Mix dry ingredients together (except raisins & prunes) and set aside.

Shred the carrots--you should have 3 cups. Add chopped prunes and set aside.

Put the eggs and sugar in a bowl and beat until the mixture is thick and light colored. Little by little, add the oil. Add carrot and prune mixture, and golden raisins. Add dry ingredients without overmixing. Put the batter into a greased and floured 12 cup bundt pan, and cook 55 minutes.




Part II will have to wait until Thursday--same recipe, new frosting! 

Wednesday, June 18, 2008

Mizu Yokan


Most Japanese restaurants in my neighborhood, the 6th, are "fake" ones. Menus mix yakitoris and sushis, and I usually hear employees speaking Chinese, not Japanese. Although I love these restaurants (and Osaka Sushi on rue Mazarine in particular for its wonderful staff and very fresh fish) for my fix of california rolls, I wanted to get something new. 

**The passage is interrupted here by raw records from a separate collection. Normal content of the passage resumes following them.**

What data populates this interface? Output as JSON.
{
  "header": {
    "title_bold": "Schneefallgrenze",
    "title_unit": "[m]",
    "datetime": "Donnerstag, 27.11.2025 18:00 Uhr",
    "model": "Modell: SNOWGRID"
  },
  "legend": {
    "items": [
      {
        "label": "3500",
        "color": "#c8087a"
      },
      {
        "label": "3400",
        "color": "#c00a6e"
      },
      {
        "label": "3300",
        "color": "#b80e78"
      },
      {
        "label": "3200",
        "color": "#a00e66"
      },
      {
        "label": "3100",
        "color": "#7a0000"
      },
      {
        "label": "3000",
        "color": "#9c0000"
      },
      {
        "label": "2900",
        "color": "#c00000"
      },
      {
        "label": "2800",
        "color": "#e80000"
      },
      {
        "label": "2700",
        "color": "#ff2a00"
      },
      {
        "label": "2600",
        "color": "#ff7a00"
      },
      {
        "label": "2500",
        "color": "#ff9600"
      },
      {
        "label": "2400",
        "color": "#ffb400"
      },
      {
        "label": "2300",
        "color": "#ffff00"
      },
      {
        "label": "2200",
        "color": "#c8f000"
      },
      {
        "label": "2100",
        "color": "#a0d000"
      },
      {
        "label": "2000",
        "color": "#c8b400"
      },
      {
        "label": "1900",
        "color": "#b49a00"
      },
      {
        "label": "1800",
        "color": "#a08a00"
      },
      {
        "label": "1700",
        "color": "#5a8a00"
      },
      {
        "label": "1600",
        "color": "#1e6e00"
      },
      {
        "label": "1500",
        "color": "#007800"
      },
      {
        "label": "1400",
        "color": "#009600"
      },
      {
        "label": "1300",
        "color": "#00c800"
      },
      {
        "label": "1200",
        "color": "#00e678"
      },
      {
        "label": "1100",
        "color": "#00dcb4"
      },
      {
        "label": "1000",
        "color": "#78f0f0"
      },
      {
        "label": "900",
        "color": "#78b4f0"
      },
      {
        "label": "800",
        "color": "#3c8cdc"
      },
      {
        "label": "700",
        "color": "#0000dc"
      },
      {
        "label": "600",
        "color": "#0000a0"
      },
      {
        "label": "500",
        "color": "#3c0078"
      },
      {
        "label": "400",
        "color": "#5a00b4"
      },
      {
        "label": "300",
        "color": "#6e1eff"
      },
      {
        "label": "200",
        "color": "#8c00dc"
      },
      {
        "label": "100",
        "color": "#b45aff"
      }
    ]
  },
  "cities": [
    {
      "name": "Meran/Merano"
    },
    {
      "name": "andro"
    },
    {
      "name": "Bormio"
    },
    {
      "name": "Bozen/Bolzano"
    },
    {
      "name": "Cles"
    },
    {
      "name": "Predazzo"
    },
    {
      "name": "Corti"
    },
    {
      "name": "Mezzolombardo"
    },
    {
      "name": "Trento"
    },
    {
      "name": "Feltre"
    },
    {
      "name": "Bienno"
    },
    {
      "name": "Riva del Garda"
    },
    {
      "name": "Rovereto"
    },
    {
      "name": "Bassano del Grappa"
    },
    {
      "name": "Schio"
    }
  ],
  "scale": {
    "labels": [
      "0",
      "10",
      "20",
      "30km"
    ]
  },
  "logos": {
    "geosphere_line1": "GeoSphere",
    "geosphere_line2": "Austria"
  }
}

When I was younger, we would always have mochi in the freezer--those delicious green tea or red bean-flavored frozen desserts. With mochi in mind, I walked to Juji-ya on rue Saint-Anne. Ace Mart was closed (it was Monday), and I liked the idea of shopping in a place where people eat bentos right next to you.

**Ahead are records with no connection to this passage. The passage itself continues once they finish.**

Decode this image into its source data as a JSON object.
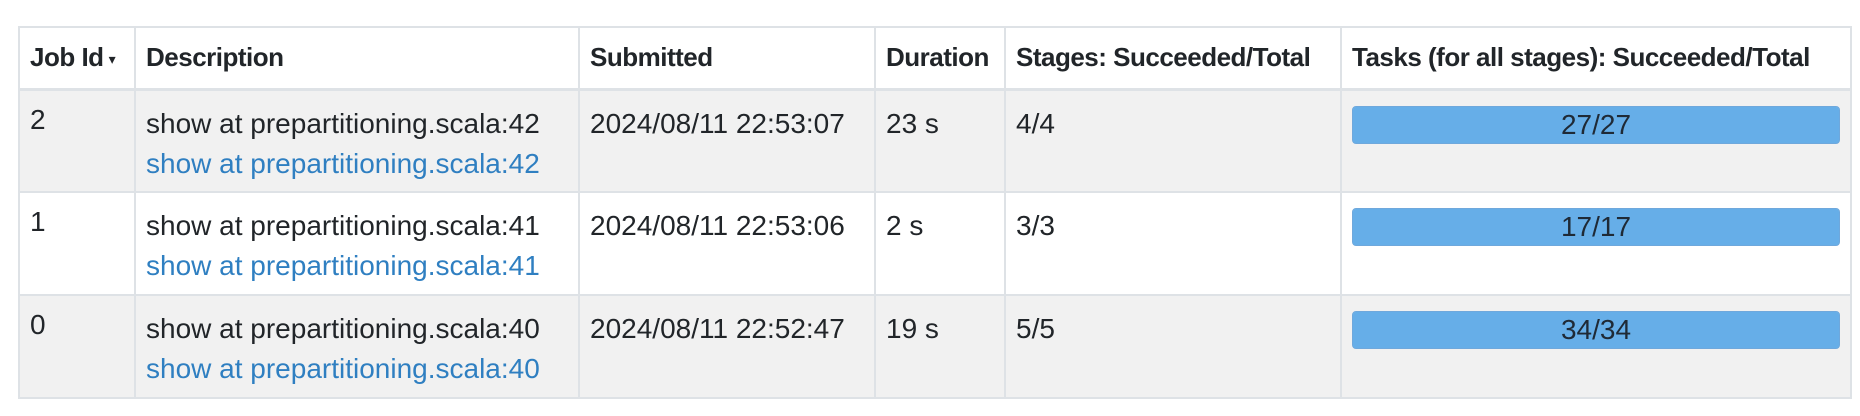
{
  "table": {
    "headers": {
      "job_id": "Job Id",
      "sort_indicator": "▾",
      "description": "Description",
      "submitted": "Submitted",
      "duration": "Duration",
      "stages": "Stages: Succeeded/Total",
      "tasks": "Tasks (for all stages): Succeeded/Total"
    },
    "rows": [
      {
        "job_id": "2",
        "description": "show at prepartitioning.scala:42",
        "link": "show at prepartitioning.scala:42",
        "submitted": "2024/08/11 22:53:07",
        "duration": "23 s",
        "stages": "4/4",
        "tasks": "27/27",
        "tasks_progress": 1.0
      },
      {
        "job_id": "1",
        "description": "show at prepartitioning.scala:41",
        "link": "show at prepartitioning.scala:41",
        "submitted": "2024/08/11 22:53:06",
        "duration": "2 s",
        "stages": "3/3",
        "tasks": "17/17",
        "tasks_progress": 1.0
      },
      {
        "job_id": "0",
        "description": "show at prepartitioning.scala:40",
        "link": "show at prepartitioning.scala:40",
        "submitted": "2024/08/11 22:52:47",
        "duration": "19 s",
        "stages": "5/5",
        "tasks": "34/34",
        "tasks_progress": 1.0
      }
    ]
  },
  "colors": {
    "link": "#2f7fc1",
    "progress_bar": "#66aee8",
    "row_stripe": "#f1f1f1",
    "border": "#dee2e6"
  }
}
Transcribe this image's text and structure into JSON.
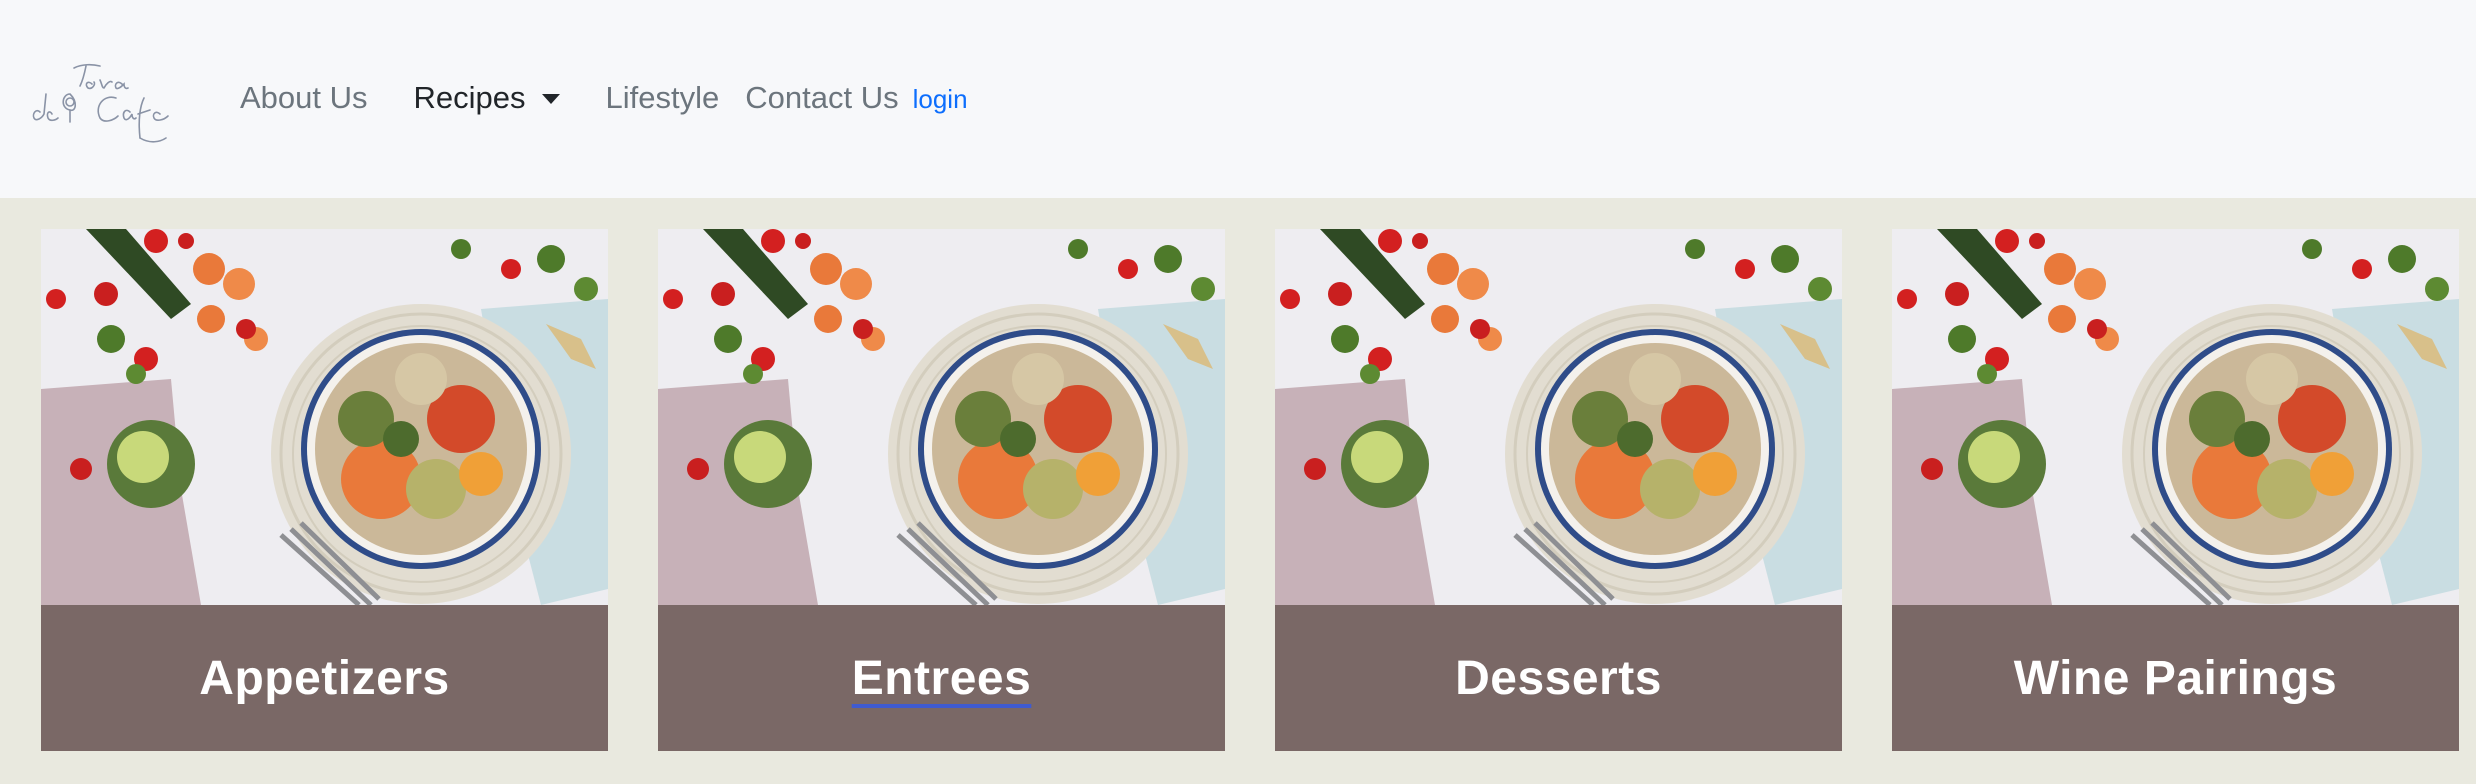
{
  "navbar": {
    "brand_logo": "Tera de Cafe",
    "links": [
      {
        "label": "About Us"
      },
      {
        "label": "Recipes"
      },
      {
        "label": "Lifestyle"
      },
      {
        "label": "Contact Us"
      }
    ],
    "login_label": "login",
    "login_color": "#0d6efd"
  },
  "cards": [
    {
      "title": "Appetizers",
      "image": "salad-bowl-photo"
    },
    {
      "title": "Entrees",
      "image": "salad-bowl-photo"
    },
    {
      "title": "Desserts",
      "image": "salad-bowl-photo"
    },
    {
      "title": "Wine Pairings",
      "image": "salad-bowl-photo"
    }
  ],
  "colors": {
    "page_background": "#e9e9df",
    "navbar_background": "#f7f8fa",
    "card_footer": "#7a6866"
  }
}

My shopping bag consisted of: wasabi, wasabi powder, scallions (ahhh...finally), black sesame powder, and...azuki beans

OK, no mochi, but the prepared azuki beans made my day. I then decided, on my way home, to make Mizu Yokan with the azuki. Mizu Yokan is a jelly-type dessert made from agar-agar, azuki paste (i.e. red bean paste), and lots of sugar.

After bringing all the ingredients to a boil, I poured them into crème brulée pots since I had them right next to me. Here's what it looked like at first:


And in the fridge:

Next morning, I was late for work so I had to wait all day before discovering how my experiment turned out... and the mizu yokan actually turned out well! The sweet sweet flavor was there, as were the few whole beans trapped in the middle of the jelly. I could finally satisfy my Japanese-inspired sweet tooth.

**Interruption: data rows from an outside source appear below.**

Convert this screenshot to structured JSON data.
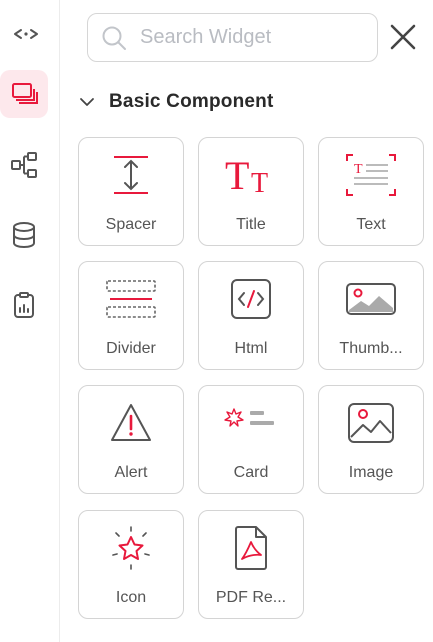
{
  "search": {
    "placeholder": "Search Widget",
    "value": ""
  },
  "section": {
    "title": "Basic Component"
  },
  "rail": {
    "items": [
      {
        "icon": "horizontal-resize-icon"
      },
      {
        "icon": "layers-icon",
        "active": true
      },
      {
        "icon": "hierarchy-icon"
      },
      {
        "icon": "database-icon"
      },
      {
        "icon": "clipboard-chart-icon"
      }
    ]
  },
  "widgets": [
    {
      "label": "Spacer",
      "icon": "spacer-icon"
    },
    {
      "label": "Title",
      "icon": "title-icon"
    },
    {
      "label": "Text",
      "icon": "text-icon"
    },
    {
      "label": "Divider",
      "icon": "divider-icon"
    },
    {
      "label": "Html",
      "icon": "html-icon"
    },
    {
      "label": "Thumb...",
      "icon": "thumbnail-icon"
    },
    {
      "label": "Alert",
      "icon": "alert-icon"
    },
    {
      "label": "Card",
      "icon": "card-icon"
    },
    {
      "label": "Image",
      "icon": "image-icon"
    },
    {
      "label": "Icon",
      "icon": "star-icon"
    },
    {
      "label": "PDF Re...",
      "icon": "pdf-icon"
    }
  ],
  "colors": {
    "accent": "#e8193c",
    "icon_gray": "#555555",
    "card_border": "#d4d4d4",
    "active_bg": "#fde8ec"
  }
}
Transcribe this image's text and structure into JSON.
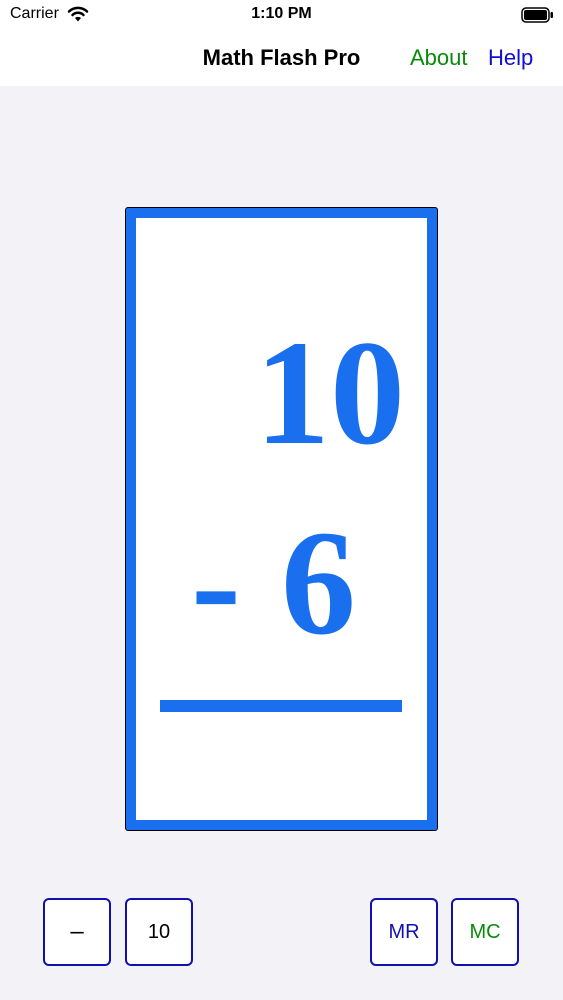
{
  "status_bar": {
    "carrier": "Carrier",
    "time": "1:10 PM",
    "icons": [
      "wifi-icon",
      "battery-icon"
    ]
  },
  "nav": {
    "title": "Math Flash Pro",
    "about_label": "About",
    "help_label": "Help"
  },
  "card": {
    "top_number": "10",
    "operator": "-",
    "bottom_number": "6"
  },
  "buttons": {
    "operation_label": "–",
    "max_label": "10",
    "mr_label": "MR",
    "mc_label": "MC"
  },
  "colors": {
    "card_blue": "#1a6fef",
    "about_green": "#0a8a0a",
    "help_blue": "#1010d0",
    "button_border": "#1010b0",
    "background": "#f2f2f7"
  }
}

Here is the recipe I used:

* 3 grams agar agar (or kanten) powder
*2/3 cup water
*2/3 cup cane sugar (brown sugar works too)
*130g can prepared azuki beans--they already have a paste-like consistency (you can make your own, but it's quite complex)

Mix agar agar and water, heat until dissolved, add sugar, wait a little and add azuki beans.

Bring the whole thing to a boil until it becomes a little thicker, and place in a recipient in the fridge overnight. Your yokan is ready!


Juji-ya: 46, rue Saint Anne, 75002 Paris
Ace Mart: 62, rue Saint Anne, 75002 Paris

Tuesday, June 17, 2008

About Bilingual Butter

As a young girl growing up in Illinois with a French maman, I was always surrounded by a variety of culinary influences. The women on both sides of my family, French and American, are true supercooks: my American grandmother was the queen of "sticky buns" and other breakfast delicacies, while my mother has always left me under the impression that she can master anything. French cooking, obviously, but also a delicious gumbo or Thai salad...anything, really.

Now that I'm 21 and living on my own in Paris, things are getting a little more complicated. Cooking as well as my family probably won't ever happen, but I'm trying. And this blog is exactly about that: experimenting and discovering that the culinary obsession hasn't skipped a generation...

So welcome to Bilingual Butter, a place where I'll try to share my favorite food spots in Paris and my successful--and not so successful--cuisine adventures. Enjoy!